Inez exemplifies many nursing home residents who are bound by routines, diets, and treatments prescribed by the nursing home where they live.  Also, residents like Inez’s roommate are unable to advocate for themselves because of cognitive, medical, physical, or financial limitations.  In the U.S. two-thirds of nursing homes are investor-owned for-profit institutions.  In the United Kingdom, where Inez’s 95-year-old brother and sister-in-law reside, more than half of the healthcare beds that belong to independent nursing homes for older people are operated by for-profit institutions.  In America older adults still prefer to ‘age in place’ at home; only 5-6 % of older adults require a nursing home residence.

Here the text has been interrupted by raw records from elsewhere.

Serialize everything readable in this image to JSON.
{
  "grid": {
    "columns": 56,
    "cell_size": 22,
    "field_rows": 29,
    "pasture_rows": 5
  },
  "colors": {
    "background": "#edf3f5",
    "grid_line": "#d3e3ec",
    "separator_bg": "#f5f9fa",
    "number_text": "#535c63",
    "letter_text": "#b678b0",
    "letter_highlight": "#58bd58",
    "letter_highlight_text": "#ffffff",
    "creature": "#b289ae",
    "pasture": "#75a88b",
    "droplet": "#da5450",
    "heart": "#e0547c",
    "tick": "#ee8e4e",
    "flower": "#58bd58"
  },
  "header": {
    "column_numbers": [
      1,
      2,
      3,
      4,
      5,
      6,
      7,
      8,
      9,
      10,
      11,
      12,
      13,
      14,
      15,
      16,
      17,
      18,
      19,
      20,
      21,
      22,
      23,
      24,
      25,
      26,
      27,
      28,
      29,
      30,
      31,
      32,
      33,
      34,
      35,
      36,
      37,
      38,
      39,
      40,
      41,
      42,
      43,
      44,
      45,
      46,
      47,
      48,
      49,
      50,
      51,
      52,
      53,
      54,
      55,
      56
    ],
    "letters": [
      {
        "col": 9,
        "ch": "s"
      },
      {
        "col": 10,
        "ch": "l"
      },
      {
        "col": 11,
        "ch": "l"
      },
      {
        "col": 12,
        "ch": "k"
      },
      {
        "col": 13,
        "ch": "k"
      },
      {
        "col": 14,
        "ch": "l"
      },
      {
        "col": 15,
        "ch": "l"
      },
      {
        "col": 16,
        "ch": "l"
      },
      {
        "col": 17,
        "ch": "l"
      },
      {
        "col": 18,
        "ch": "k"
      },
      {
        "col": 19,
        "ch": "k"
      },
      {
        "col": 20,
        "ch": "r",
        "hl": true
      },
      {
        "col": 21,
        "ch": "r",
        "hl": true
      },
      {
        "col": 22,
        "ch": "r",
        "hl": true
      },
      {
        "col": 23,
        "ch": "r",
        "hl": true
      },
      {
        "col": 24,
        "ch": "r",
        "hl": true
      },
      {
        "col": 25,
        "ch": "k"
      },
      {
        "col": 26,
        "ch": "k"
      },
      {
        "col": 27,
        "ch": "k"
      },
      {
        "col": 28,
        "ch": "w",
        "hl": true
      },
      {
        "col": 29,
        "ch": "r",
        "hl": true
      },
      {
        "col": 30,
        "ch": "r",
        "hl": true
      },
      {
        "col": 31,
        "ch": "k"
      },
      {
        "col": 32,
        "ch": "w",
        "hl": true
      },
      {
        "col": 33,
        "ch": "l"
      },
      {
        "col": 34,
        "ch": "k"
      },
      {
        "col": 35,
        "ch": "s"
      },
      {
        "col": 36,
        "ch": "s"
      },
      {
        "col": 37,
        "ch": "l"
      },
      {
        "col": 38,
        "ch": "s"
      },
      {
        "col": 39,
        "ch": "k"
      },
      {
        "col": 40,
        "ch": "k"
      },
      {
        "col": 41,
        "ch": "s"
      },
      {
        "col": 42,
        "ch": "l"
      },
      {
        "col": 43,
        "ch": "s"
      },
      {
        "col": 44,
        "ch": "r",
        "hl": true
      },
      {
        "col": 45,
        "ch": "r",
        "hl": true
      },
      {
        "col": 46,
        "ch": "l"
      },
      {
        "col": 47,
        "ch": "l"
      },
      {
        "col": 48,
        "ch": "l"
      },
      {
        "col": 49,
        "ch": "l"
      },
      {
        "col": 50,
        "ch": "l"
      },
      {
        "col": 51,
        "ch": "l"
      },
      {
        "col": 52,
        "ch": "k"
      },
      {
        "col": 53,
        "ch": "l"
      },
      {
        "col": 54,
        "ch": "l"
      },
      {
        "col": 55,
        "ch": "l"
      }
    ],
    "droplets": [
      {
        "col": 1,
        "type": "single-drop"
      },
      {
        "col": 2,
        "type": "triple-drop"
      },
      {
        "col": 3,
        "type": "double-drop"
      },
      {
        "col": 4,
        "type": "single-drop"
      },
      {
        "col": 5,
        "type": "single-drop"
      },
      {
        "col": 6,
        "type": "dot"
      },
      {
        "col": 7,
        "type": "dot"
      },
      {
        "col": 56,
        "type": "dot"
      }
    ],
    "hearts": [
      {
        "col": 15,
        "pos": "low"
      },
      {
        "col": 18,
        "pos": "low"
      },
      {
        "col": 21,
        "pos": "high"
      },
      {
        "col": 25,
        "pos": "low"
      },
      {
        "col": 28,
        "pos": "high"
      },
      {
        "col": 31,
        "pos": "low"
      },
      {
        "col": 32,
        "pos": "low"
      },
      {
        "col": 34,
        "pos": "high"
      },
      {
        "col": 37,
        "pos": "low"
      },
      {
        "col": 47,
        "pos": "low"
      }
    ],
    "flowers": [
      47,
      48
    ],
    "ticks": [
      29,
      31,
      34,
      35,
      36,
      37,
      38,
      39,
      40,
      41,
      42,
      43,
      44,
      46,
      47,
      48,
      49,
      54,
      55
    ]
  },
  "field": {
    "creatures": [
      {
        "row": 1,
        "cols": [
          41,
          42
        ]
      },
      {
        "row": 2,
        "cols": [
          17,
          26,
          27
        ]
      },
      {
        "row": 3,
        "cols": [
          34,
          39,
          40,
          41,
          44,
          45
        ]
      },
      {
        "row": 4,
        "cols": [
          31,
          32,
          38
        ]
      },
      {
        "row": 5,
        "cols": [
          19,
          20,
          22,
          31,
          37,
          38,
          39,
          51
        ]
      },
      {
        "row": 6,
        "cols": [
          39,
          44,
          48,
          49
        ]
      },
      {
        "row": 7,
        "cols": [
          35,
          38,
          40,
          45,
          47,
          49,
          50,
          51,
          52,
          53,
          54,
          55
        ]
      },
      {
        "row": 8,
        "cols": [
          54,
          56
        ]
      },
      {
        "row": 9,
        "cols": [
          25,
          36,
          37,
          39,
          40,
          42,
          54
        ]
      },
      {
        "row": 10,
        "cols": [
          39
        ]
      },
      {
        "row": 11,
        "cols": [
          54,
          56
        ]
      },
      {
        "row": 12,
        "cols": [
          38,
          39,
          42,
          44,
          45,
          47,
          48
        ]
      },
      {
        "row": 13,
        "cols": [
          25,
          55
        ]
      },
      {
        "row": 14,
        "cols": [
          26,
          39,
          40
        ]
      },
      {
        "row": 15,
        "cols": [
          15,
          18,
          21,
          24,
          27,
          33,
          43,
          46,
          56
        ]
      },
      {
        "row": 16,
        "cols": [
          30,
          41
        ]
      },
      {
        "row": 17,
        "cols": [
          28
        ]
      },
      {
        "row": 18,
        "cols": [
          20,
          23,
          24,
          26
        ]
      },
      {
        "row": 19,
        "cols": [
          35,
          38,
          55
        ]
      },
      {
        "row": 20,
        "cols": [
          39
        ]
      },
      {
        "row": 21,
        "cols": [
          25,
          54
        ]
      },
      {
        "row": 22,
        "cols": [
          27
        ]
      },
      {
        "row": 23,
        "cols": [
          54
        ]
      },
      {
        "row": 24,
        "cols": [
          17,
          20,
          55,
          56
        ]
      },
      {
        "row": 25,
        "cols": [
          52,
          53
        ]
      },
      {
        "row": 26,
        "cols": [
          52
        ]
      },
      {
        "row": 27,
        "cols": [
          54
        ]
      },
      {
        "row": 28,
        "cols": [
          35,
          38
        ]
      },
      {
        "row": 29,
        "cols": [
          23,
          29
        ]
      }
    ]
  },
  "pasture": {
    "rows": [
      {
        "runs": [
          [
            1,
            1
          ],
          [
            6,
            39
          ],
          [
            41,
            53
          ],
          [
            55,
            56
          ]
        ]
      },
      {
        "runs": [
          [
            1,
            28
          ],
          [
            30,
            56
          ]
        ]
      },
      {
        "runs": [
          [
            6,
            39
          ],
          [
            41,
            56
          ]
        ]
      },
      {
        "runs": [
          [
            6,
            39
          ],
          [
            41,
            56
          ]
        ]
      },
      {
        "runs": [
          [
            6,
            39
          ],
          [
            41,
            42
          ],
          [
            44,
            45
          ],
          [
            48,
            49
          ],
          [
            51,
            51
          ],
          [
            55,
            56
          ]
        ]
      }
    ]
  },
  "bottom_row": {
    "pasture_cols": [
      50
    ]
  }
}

1) Imagine you are a social worker at a nursing home. What sorts of programs and initiatives do you think would be most important to implement in order to improve the morale and overall health of the home’s residents? (Keep in mind that you would likely have a very limited budget.)

2) Inez is fortunate not to be dealing with any degree of dementia or mental deterioration. What sorts of things might be more important for the health and mood of a resident like Inez as opposed to some of the other residents? 

3) What would it be like for you to work in a nursing home? What would be difficult, and what would be rewarding?